Wilfred (Wilf) Townsend Barclay, a successful English novelist. Turning sixty, with a scraggly yellow-white beard and thatch of hair and a broken-toothed grin, Wilf is struggling with his addictions to alcohol and women. The latter leads to his divorce and departure from his house in Wiltshire to become a wanderer around the globe. After the early death of his parents—he never knew his father—he had become a bank clerk. His inaccuracies were tolerated only because of his prowess as a wing threequarter on the local rugby team, but eventually he was fired. Spells as a groom, an actor, and a provincial reporter, then wartime service, preceded the writing of his first novel, Coldharbour. His success was maintained by such later novels as AllWeLikeSheep, The Birds of Prey, and Horses at the Spring. Although he is a skeptic about miracles, his aesthetic interest in stained glass leads him into an Italian cathedral, where he collapses in front of an image of Christ and subsequently claims to be suffering from the stigmata (except for the fatal wound in the side). Averse to but flattered by the desperate attempts of Rick Tucker to become his biographer, he treats him literally like a dog while alternately evading and manipulating him. Less excusably, he treats his wife, daughter, and acquaintances with an indifference scarcely mitigated by his financial generosity. His capacity for self-analysis allows him to see himself as a clown caught with his pants falling down.
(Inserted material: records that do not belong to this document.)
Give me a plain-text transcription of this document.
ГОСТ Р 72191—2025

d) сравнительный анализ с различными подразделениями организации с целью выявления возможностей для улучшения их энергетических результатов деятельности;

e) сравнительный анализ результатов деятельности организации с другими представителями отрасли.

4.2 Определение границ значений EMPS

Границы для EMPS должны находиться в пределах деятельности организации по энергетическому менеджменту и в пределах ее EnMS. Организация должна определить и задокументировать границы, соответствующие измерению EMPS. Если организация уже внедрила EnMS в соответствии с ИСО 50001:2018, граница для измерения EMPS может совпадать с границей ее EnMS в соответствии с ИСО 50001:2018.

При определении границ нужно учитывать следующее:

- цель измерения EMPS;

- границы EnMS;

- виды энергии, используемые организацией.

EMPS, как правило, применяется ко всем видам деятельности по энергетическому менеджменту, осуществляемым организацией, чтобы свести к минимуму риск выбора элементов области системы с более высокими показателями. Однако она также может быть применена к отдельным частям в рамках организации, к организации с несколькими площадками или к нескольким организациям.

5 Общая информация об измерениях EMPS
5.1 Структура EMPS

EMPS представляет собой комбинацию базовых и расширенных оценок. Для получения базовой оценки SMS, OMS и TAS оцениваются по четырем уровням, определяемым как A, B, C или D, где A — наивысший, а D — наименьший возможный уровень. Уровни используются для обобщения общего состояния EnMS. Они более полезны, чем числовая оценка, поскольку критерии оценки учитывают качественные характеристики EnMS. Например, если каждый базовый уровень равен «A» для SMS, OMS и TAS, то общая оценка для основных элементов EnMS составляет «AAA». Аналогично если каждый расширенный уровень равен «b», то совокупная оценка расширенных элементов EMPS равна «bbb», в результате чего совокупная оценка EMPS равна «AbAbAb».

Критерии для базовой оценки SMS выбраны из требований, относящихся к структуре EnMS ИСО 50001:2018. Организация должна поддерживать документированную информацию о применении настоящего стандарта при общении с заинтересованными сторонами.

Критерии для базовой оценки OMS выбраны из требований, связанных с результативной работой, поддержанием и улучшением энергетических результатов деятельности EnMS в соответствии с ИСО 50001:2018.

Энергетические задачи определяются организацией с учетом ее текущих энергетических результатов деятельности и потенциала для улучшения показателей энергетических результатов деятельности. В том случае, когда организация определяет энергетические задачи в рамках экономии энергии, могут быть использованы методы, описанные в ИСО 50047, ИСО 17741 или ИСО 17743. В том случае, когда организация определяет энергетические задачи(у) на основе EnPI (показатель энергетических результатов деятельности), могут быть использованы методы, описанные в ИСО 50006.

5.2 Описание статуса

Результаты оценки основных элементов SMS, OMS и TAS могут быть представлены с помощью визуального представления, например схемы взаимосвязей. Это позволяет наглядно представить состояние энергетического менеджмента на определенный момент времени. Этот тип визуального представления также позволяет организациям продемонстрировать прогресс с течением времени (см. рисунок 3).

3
Richard (Rick) Linbergh Tucker, an American academic. Six feet, three inches tall and weighing 225 pounds, Rick is covered by a forest of dark hair, has a broad nose with a bridge slightly sunken, a long upper lip, and the lower one dropped a fraction from it. In the years he spends trailing Wilfred Barclay, Rick later affects an Afro hairstyle, a shirt open to the navel, flared white trousers trimmed with sequins, and a gold necklace with every kind of trendy ornament attached. First as a diffident and plodding graduate student, then as a tenured assistant professor in the Department of English and Allied Studies at the University of Astrakhan in Nebraska, Rick trails Wilf around Europe, deviously trying to get Wilf to appoint him as his official biographer. Frustrated, humiliated, and growing increasingly ludicrous and desperate in his obsessive pursuit, Rick at the end appears to be turning to murder to secure his prey.

Mary Lou Tucker, Rick's wife. A slim twenty-year-old former student of Rick at Astrakhan University who majored in flower arranging and bibliography. She serves as bait in an unsuccessful attempt to lure Wilf into signing a document appointing Rick as Wilf's official biographer. Although he finds her mind as interesting as a piece of string, Wilf does base the character Helen Davenant, in his pastoral novel Horses at the Spring, on her. After splitting up with Rick, Mary Lou is reported to have become one of the women kept by Halliday, Rick's rich sponsor.